A key to Chevron’s competitive playbook is balancing the trifecta of ownership, partnerships and control in one of the most important oil-production regions in the world.
- Operated assets: These assets represent approximately 50% of Chevron’s Permian production. Operated wells benefit from Chevron’s repeatable, scalable factory model.
- Non-operated joint ventures: Chevron holds an interest in non-operated joint ventures (NOJVs) across the Permian. Operating companies provide NOJV reports to Chevron for more than 10,000 wells. This provides Chevron with an information advantage.
- Mineral rights: Chevron earns a portion of production revenue from land it holds mineral rights to without having to operate or invest in drilling the wells.
“It’s not just our long-standing legacy. It’s a strategic asset where we leverage our experience and advantages to generate long-term value for shareholders,” Neal said. “Our factory model approach and technological innovation enable us to deliver safe, reliable and efficient production.”
Unlocking value
Chevron is shifting from growth to cash generation in the Permian Basin. The company aims to maintain production at 1 million barrels of oil-equivalent (BOE) per day through 2040. (The linked article is subject to a paywall restriction.)
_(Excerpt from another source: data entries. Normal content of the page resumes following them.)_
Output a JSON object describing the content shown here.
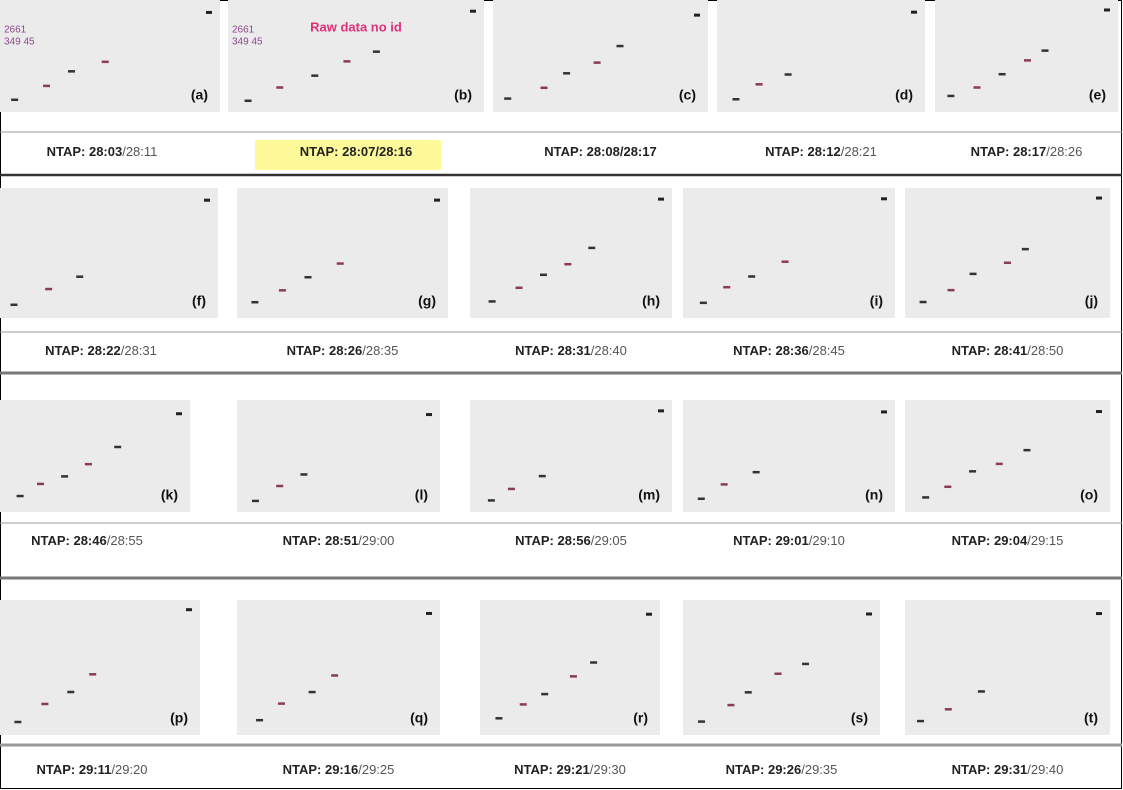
{
  "panels": [
    {
      "label": "(a)",
      "caption": {
        "bold": "NTAP: 28:03",
        "rest": "/28:11"
      },
      "annotations": [
        "2661",
        "349 45"
      ]
    },
    {
      "label": "(b)",
      "caption": {
        "bold": "NTAP: 28:07/28:16"
      },
      "annotations": [
        "Raw data no id",
        "2661",
        "349 45"
      ]
    },
    {
      "label": "(c)",
      "caption": {
        "bold": "NTAP: 28:08/28:17"
      }
    },
    {
      "label": "(d)",
      "caption": {
        "bold": "NTAP: 28:12",
        "rest": "/28:21"
      }
    },
    {
      "label": "(e)",
      "caption": {
        "bold": "NTAP: 28:17",
        "rest": "/28:26"
      }
    },
    {
      "label": "(f)",
      "caption": {
        "bold": "NTAP: 28:22",
        "rest": "/28:31"
      }
    },
    {
      "label": "(g)",
      "caption": {
        "bold": "NTAP: 28:26",
        "rest": "/28:35"
      }
    },
    {
      "label": "(h)",
      "caption": {
        "bold": "NTAP: 28:31",
        "rest": "/28:40"
      }
    },
    {
      "label": "(i)",
      "caption": {
        "bold": "NTAP: 28:36",
        "rest": "/28:45"
      }
    },
    {
      "label": "(j)",
      "caption": {
        "bold": "NTAP: 28:41",
        "rest": "/28:50"
      }
    },
    {
      "label": "(k)",
      "caption": {
        "bold": "NTAP: 28:46",
        "rest": "/28:55"
      }
    },
    {
      "label": "(l)",
      "caption": {
        "bold": "NTAP: 28:51",
        "rest": "/29:00"
      }
    },
    {
      "label": "(m)",
      "caption": {
        "bold": "NTAP: 28:56",
        "rest": "/29:05"
      }
    },
    {
      "label": "(n)",
      "caption": {
        "bold": "NTAP: 29:01",
        "rest": "/29:10"
      }
    },
    {
      "label": "(o)",
      "caption": {
        "bold": "NTAP: 29:04",
        "rest": "/29:15"
      }
    },
    {
      "label": "(p)",
      "caption": {
        "bold": "NTAP: 29:11",
        "rest": "/29:20"
      }
    },
    {
      "label": "(q)",
      "caption": {
        "bold": "NTAP: 29:16",
        "rest": "/29:25"
      }
    },
    {
      "label": "(r)",
      "caption": {
        "bold": "NTAP: 29:21",
        "rest": "/29:30"
      }
    },
    {
      "label": "(s)",
      "caption": {
        "bold": "NTAP: 29:26",
        "rest": "/29:35"
      }
    },
    {
      "label": "(t)",
      "caption": {
        "bold": "NTAP: 29:31",
        "rest": "/29:40"
      }
    }
  ]
}
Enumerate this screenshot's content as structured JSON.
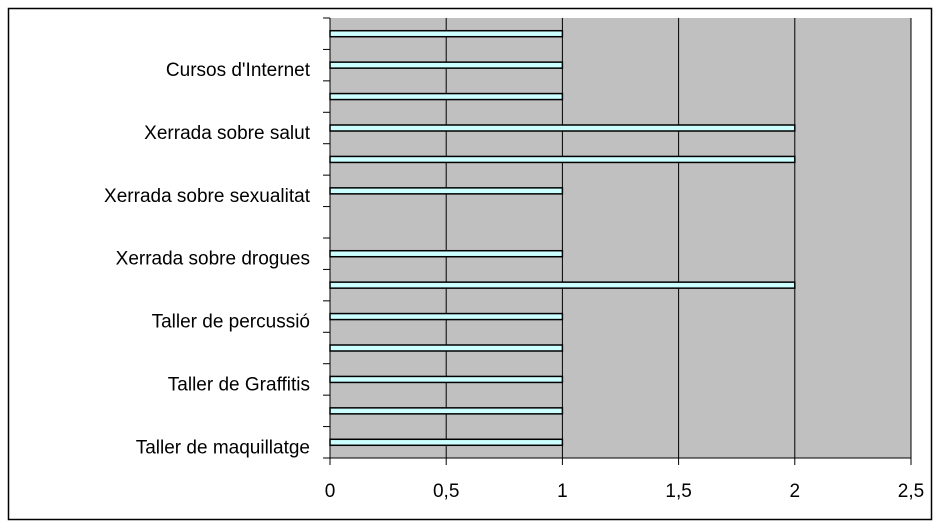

Through the years, a wide range of technologies has reduced costs and decreased cycle times. A recent example is hydraulically fracturing two—or three—Permian wells simultaneously.
As Chevron has grown operations in the Permian, it continues to get more from the region by:
- Increasing production at a lower capital expenditure, focusing on free cash flow and efficiencies that support higher returns. For example, using advanced drilling techniques and high-pressure gas lifts can help Chevron get more from its assets.
- Growing with 40% fewer rigs than Chevron’s plans contained a few years ago.
- Driving higher estimated ultimate recoveries (EURs) per well by optimizing well spacing, landing zones and completion designs, resulting in an approximately 53% increase in EURs over the past 10 years.